Toplumda kadına dönük şiddete karşı “cezasız kalma” psikolojisinin geliştirildiğini dile getiren Jiyan Özkaplan, “Türkiye ve Kürdistan’da yürütülen ceza yargılamalarında erkeği koruyacak şekilde ‘iyi hal’ indirimi, ‘haksız tahrik’, bazen de maalesef Hükmün Açıklanmasının Geri Bırakılması kararı verilebiliyor. Hatta beraat kararlarıyla bile karşı karşıya kalabiliyoruz. Bu tarz kararlar faili cesaretlendiren bir durum” dedi.
‘Sistem politikaları şiddeti arttırır’
Sistemdeki politika ve uygulamaların şiddeti arttığının altını çizen Jiyan Özkaplan, şu ifadeleri kullandı:
“Biz ‘kadının beyanını’ esas alıyoruz. Ancak ne savcılık ne kolluk asla kadının beyanını esas almıyor. Kadından sürekli olarak ‘delil’ talep ediliyor. Bu durum da kadında güvensizlik yaratıyor. Bu sefer şiddeti uygulayan failler, bunu çok ustalıkla yapabiliyor. Son yıllarda özellikle ‘kadının beyanı esastır’dan uzaklaşıldığını görüyoruz. Mesela kadının beyanının esas alındığı ağır ceza dosyalarında dahil fail çok rahat beraat kararı alabiliyor. Bu durum artmaya başladı. Böyle uygulamalar faillerde rahatlama yaratarak, ceza alma korkusu da kalmıyor. Rahatlıkla bir kadın için ‘ona istediğimi yapabilirim’ psikolojisine girebiliyor.”

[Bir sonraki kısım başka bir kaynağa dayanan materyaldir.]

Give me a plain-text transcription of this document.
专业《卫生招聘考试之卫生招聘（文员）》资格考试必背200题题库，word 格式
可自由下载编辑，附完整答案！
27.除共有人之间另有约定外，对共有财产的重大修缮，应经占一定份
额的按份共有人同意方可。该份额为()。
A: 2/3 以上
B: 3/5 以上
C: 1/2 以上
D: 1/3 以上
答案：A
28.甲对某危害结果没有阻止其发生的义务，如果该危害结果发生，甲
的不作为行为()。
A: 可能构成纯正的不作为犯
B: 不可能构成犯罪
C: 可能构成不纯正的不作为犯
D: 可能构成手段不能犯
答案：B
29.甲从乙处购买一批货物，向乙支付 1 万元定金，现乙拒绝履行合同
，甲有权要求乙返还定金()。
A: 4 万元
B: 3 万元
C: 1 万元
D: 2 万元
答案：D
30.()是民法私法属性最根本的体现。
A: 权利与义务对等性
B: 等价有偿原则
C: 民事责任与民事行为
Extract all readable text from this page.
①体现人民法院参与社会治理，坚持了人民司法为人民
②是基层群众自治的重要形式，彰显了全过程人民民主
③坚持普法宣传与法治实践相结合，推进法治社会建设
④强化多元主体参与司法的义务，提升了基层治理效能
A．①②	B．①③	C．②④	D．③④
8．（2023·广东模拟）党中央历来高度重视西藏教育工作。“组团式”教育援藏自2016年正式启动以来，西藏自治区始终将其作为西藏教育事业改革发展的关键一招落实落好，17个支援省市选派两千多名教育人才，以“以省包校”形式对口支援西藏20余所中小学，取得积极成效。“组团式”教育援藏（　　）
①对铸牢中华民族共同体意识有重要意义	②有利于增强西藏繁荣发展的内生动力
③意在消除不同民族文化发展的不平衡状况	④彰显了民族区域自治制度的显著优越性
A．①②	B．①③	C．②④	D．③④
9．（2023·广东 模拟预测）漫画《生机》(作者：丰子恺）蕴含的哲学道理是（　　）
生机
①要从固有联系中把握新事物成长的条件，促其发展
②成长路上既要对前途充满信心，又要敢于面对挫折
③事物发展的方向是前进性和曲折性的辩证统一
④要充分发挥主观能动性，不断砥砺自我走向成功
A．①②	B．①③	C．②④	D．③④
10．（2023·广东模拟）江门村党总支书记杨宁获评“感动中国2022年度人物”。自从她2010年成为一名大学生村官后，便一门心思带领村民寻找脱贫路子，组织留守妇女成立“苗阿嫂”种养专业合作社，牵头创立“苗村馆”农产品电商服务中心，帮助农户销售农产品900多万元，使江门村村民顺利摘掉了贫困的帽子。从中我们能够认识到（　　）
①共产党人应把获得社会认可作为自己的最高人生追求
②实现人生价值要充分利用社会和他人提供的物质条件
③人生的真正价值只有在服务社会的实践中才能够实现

‘Kürdistan’da şiddet daha katmanlı’
Jiyan Özkaplan, Türkiye’nin her yerinde de kadına dönük saldırı ve şiddet olduğunu ancak Kürdistan’daki kadınların bu şiddeti daha katmanlı olarak deneyimlediklerini söyledi.
Jiyan Özkaplan, şöyle konuştu:
“Söz konusu şiddet İstanbul’dan Wan’a farklılaşabiliyor. Evet Türkiye’nin her yerinde kadına yönelik şiddet mevcut ancak Kürdistan’da ve Wan’da bu durum farklı. Bu farklılaşmanın nedenini sormak gerekiyor. Bir kere buradaki mekanizmalar, emniyetten savcılığa kadar kadına kimliğinden dolayı daha farklı yaklaşabiliyor. ‘Sonuçta Kürttür’ mantığı devreye giriyor. Böyle olunca buradaki kadınlarda da çocuklarda da şiddetle beraber bir güvensizlik de yaratılmış oluyor. Öte yandan burada ‘üniformalı’ failler var. Onların uyguladığı şiddet, katletme söz konusu. Türkiye’de belki bunlar çok yaşanmıyor ancak Kürdistan’da bu durumla çok rahat karşılaşabiliyoruz. Burada sistematik bir durum söz konusudur. Bu faillerin bir de rahatlıkları mevcut. ‘Nasıl olsa bunlar Kürt, bana bir şey olmaz, devlet beni korur’ mantığıyla daha rahat hareket edebiliyorlar.”
‘Köklü ve kapsamlı çözüm gerekir’
Toplumsal cinsiyet eşitsizliğiyle köklü ve kapsamlı olarak mücadele edilmesi gerektiğini belirten Jiyan Özkaplan, şöyle devam etti:
“Birincisi; şiddetin olmaması için, ikincisi de maalesef şiddetle karşı karşıya kalındıktan sonra atılacak adımlar var. Şiddetin olmaması için toplumun tüm kesimlerine ilkokuldan itibaren ‘toplumsal cinsiyet eşitliği’, ‘ayrımcılık yasağı’ ve “insan haklarına saygı’ gibi eğitimler verilmesi gerekiyor. Diğer yandan kadının beyanı esas alınmalı ve soruşturmalar bu titizlikle yürütülmelidir. Kadınların toplumda var olması gerekiyor bunun için de kadınların ekonomik bağımsızlığı çok önemli. Wan özelinde yerel çalışmaların yürütülmesi çok önemli. Mahalle çalışmaları da aynı şekilde. STÖ, odalar, barolar ve belediyeler olarak ortaklaşmamız şart. Örgütlenmek de ayrı bir önem taşıyor.”